Americans fear privacy violations as DHS plans mass surveillance on cars
19 February 2014, 22:56
The US Department of Homeland Security is planning to establish a nationwide license-plate recognition database that would collect information from commercial and law enforcement tag readers. It is supposed that the agency would collect data from license-plate readers that rapidly scan the tags of passing vehicles. This, as the project's initiators are claiming, would help track down and arrest fugitive illegal immigrants.
This plan has stirred protests from many people, who are claiming that this would be an infringement of the right for privacy.
The Washington Post writes that the DHS recently issued a solicitation notice seeking bids for this project.
The newspaper quotes Gillian Christensen, a spokeswoman for the Immigration and Customs Enforcement agency, saying that the database 'could only be accessed in conjunction with ongoing criminal investigations or to locate wanted individuals.'
'It is important to note that this database would be run by a commercial enterprise, and the data would be collected and stored by the commercial enterprise, not the government,' Ms. Christensen adds.
What probably concerns the project's opponents most of all is the fact that the project does not specify what privacy safeguards would be implemented, would allow government agencies to scrutinize the travel habits of ordinary citizens who are not suspected of any wrongdoing.
Jennifer Lynch, a staff attorney with the Electronic Frontier Foundation, says: 'Ultimately, you're creating a national database of location information. When all that data is compiled and aggregated, you can track somebody as they're going through their life.'
As for the American Civil Liberties Union, it does not in fact object to law enforcement officials checking license plates to locate and arrest criminals. Still, at the same time, the union says that the government's increased use of such devices raises concerns for potential abuse.
Catherine Crump, a staff attorney with the ACLU's Speech, Privacy and Technology Project, calls this plan 'yet another example of the government's appetite for tools of mass surveillance'.
Ms.
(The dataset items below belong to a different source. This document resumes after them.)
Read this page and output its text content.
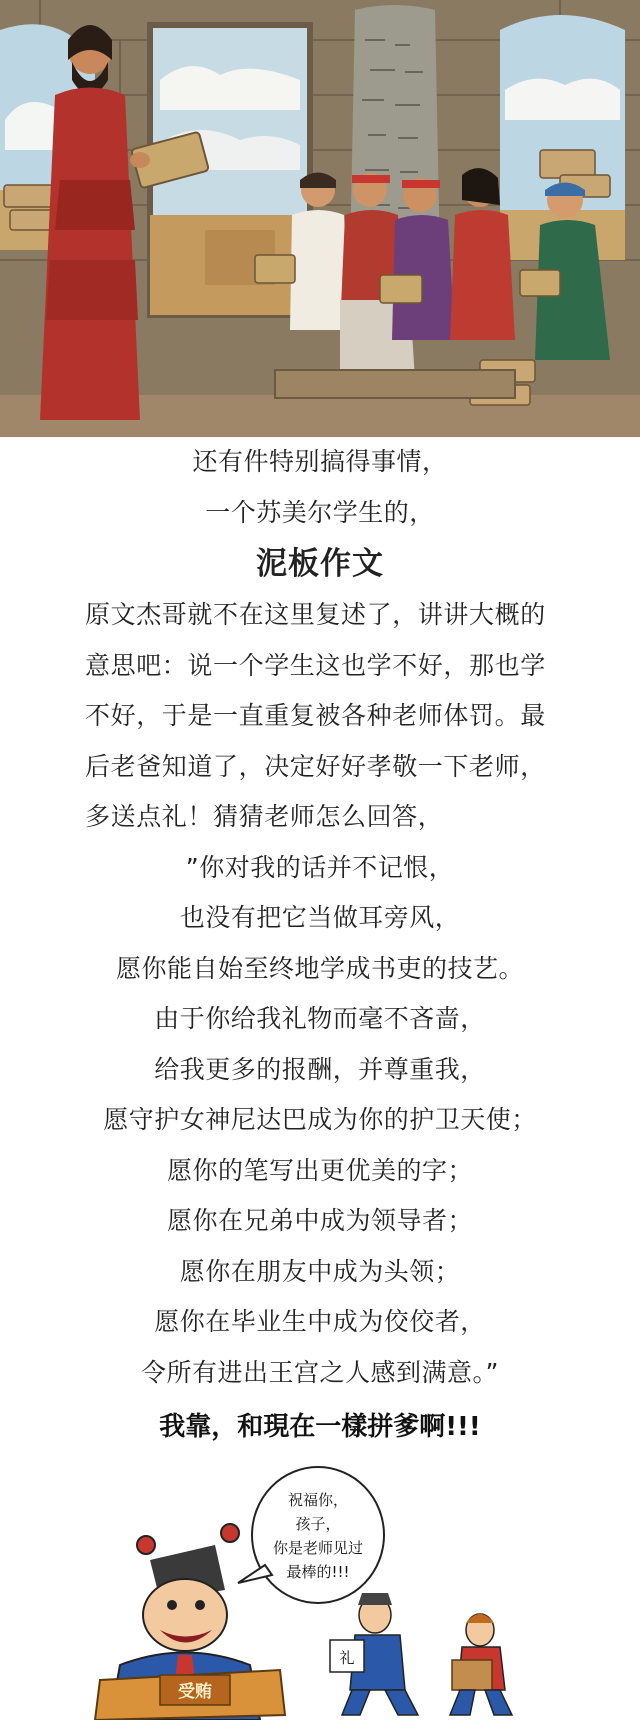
还有件特别搞得事情，
一个苏美尔学生的，
泥板作文
原文杰哥就不在这里复述了，讲讲大概的意思吧：说一个学生这也学不好，那也学不好，于是一直重复被各种老师体罚。最后老爸知道了，决定好好孝敬一下老师，多送点礼！猜猜老师怎么回答，
”你对我的话并不记恨，
也没有把它当做耳旁风，
愿你能自始至终地学成书吏的技艺。
由于你给我礼物而毫不吝啬，
给我更多的报酬，并尊重我，
愿守护女神尼达巴成为你的护卫天使；
愿你的笔写出更优美的字；
愿你在兄弟中成为领导者；
愿你在朋友中成为头领；
愿你在毕业生中成为佼佼者，
令所有进出王宫之人感到满意。”
我靠，和現在一樣拼爹啊!!!
祝福你，
孩子，
你是老师见过
最棒的!!!
受贿
礼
Crump adds that license-plate readers pose substantial privacy risks because they can aggregate millions of license-plate hits.
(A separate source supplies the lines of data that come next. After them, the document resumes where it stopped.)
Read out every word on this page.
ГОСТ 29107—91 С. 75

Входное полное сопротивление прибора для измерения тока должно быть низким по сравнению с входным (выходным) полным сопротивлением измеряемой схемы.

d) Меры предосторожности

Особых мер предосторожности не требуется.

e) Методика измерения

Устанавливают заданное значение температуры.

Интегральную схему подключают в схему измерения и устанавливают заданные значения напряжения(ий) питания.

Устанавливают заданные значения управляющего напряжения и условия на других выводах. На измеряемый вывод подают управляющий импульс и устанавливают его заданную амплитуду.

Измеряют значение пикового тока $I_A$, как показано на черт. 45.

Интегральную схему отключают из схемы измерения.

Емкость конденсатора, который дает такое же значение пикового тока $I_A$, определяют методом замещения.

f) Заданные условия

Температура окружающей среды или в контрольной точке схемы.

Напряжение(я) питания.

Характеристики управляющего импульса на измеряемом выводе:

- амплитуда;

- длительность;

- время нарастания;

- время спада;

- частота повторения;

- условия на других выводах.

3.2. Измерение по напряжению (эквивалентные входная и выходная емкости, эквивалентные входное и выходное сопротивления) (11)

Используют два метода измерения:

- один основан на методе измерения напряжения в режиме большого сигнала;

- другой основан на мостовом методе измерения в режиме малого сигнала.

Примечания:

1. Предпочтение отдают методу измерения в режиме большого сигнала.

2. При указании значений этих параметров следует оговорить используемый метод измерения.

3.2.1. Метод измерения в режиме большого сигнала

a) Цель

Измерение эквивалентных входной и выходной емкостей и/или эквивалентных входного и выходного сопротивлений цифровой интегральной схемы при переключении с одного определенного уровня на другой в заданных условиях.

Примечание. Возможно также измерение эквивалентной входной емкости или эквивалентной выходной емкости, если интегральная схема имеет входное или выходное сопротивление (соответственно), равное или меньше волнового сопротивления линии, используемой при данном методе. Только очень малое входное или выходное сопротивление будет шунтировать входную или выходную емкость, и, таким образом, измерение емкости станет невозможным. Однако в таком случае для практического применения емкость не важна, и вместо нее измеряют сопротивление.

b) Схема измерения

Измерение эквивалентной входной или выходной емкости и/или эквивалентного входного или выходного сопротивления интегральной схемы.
'That poses the possibility of charting people's movements in great detail over time,' she says.
Digital Recognition Network Inc. of Fort Worth, which makes license-plate readers, sued Utah's government last week, arguing that a new state ban on license-plate scanning by private companies infringes on its free-speech rights to collect and disseminate the information it captures, and has effectively put it out of business there.
The company says it is not a police agency. Nor can it access in bulk federally protected driver data that personally identifies the letters and numbers it collects from license plates in public. The company says it only wants to find cars that have been stolen or repossessed, not to cull large swaths of data and incriminate people from their travel habits.
Debates about the conflict between the necessity to collect information about individuals suspected of criminal activities and people's right for privacy have been going on since former employee of the National Security Agency Edward Snowden has revealed facts about NSA's interceptions of people's private phone talks and E-mail correspondence.
Some state legislatures have been unhappy with the speed with which the Congress has pushed for reform. Their proposals include a Colorado law that would limit the retention of images from license-plate readers, an Oregon bill that would require 'urgent circumstances' to obtain cellphone location data and a Delaware plan designed to enhance privacy protections for text messages.